The bit vector matching method for Chinese character string processes Chinese characters in computer expressed with two bytes each through: corresponding two bytes of each Chinese character to one high byte integral and one low byte integral; constituting one high byte array of all the high bytes and one low byte array of all the low bytes; resetting all the integrals in these two arrays; scanning the whole Chinese character mode string and processing each of Chinese characters via the following operation. To some Chinese character in the position of p in the Chinese character mode string, the p-that bit of integral in the low byte array is set to 1, the p-that bit of integral in the high byte array is set to 1 and the integrals in the two arrays are matched with the character string under processing. The technological measures of processing two bytes of each Chinese character separately can reduced required space greatly.

Description

A kind of bit vector method that is used for Chinese character string coupling
Technical field
The present invention relates to a kind of bit vector method that is used for string matching.
Background technology
Fuzzy string matching all has important application in fields such as intrusion detection, mobile short-message filtration, text editing, information inquiry, automatic index, calculation biology, information extractions, has become an important topic of computerized algorithm design.The problem that it solves is: a given character string, a pattern string will be found out all parts similar to pattern string in the character string.
The classical way that solves fuzzy string matching is a kind of based on the method that generates dynamic matrix, and since P.Sellers in 1980 delivered this method, many people improved it.In the middle of these improved, it was exactly the bit vector method that a kind of very effective method is arranged.
In the computer nowadays, the integer word length is generally 32 or 64, therefore, 32 or 64 times bit computing can be finished with an integer arithmetic, thereby arithmetic speed is improved 32 or 64 times.The bit vector method has been utilized this point just, under the situation of pattern string length less than the integer word length, has improved the performance of string matching.
Existing bit vector method
The bit vector method is applicable to that it uses an integer array isometric with character set, and it is corresponding with it that each character all has an integer like this.Being described below of bit vector method:
1) Chinese character is represented with two bytes;
2) the big integer that these two bit combinations are used as one 16 bit is handled, so, each Chinese character
All corresponding big integer, the integer of corresponding all Chinese characters constitutes an array;
3) be clearly 0 with all integers of this array;
4) scan whole pattern string from the beginning to the end, each character to wherein is done as follows: establishing this character present position in pattern string is p, and p bit of the integer of this character correspondence put 1;
5) just using, the corresponding integer in the integer array of the character in the processing character string mates.
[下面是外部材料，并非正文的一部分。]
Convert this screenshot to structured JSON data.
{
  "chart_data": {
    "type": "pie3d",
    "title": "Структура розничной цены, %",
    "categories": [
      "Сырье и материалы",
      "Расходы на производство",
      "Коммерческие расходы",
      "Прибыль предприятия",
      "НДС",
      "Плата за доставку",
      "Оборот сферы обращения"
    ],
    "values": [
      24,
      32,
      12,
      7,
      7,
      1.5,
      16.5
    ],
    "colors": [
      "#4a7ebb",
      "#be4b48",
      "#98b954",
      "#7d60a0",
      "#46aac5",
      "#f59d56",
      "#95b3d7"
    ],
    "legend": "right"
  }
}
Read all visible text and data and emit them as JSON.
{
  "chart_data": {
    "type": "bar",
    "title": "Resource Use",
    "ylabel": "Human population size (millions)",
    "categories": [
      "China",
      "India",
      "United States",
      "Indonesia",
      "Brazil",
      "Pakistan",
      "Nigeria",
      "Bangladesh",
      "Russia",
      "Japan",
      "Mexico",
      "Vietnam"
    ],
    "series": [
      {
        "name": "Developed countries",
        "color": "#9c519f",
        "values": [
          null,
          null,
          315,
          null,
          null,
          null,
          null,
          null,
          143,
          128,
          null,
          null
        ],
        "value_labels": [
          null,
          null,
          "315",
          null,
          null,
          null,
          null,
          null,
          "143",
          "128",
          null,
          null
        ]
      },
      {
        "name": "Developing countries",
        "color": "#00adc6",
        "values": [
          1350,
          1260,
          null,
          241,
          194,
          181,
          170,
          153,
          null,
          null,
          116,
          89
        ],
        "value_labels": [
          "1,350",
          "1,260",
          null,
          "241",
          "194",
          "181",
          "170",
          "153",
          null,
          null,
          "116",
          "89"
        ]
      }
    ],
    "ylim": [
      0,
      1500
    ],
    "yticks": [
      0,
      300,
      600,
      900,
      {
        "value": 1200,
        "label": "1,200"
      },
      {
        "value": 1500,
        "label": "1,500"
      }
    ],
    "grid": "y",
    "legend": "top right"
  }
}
Chinese character all is with two byte representations.In GB2312, two bytes of each Chinese character correspondence have been done clearly regulation.Such as, two bytes of 4 Chinese character correspondences that " father of Chen Chen " is comprised are respectively: (below be 16 systems)
Old: B3 C2
Morning: B3 BF
: B5 C4
Father: B0 D6
So " father of Chen Chen " in computing machine is exactly:
B3?C2?B3?BF?B5?C4?B0?D6?B0?D6
Existing bit vector method is handled the big integer (0~65535) that these two bit combinations are used as one 16 bit, so, all corresponding big integer of each Chinese character, such as
" old "=B3C2=46018
" morning "=B3BF=46015
" "=B5C4=46532
" father "=B0D6=45270
Like this, change into bit vector to the Chinese character string, just need reach an array M of 65536.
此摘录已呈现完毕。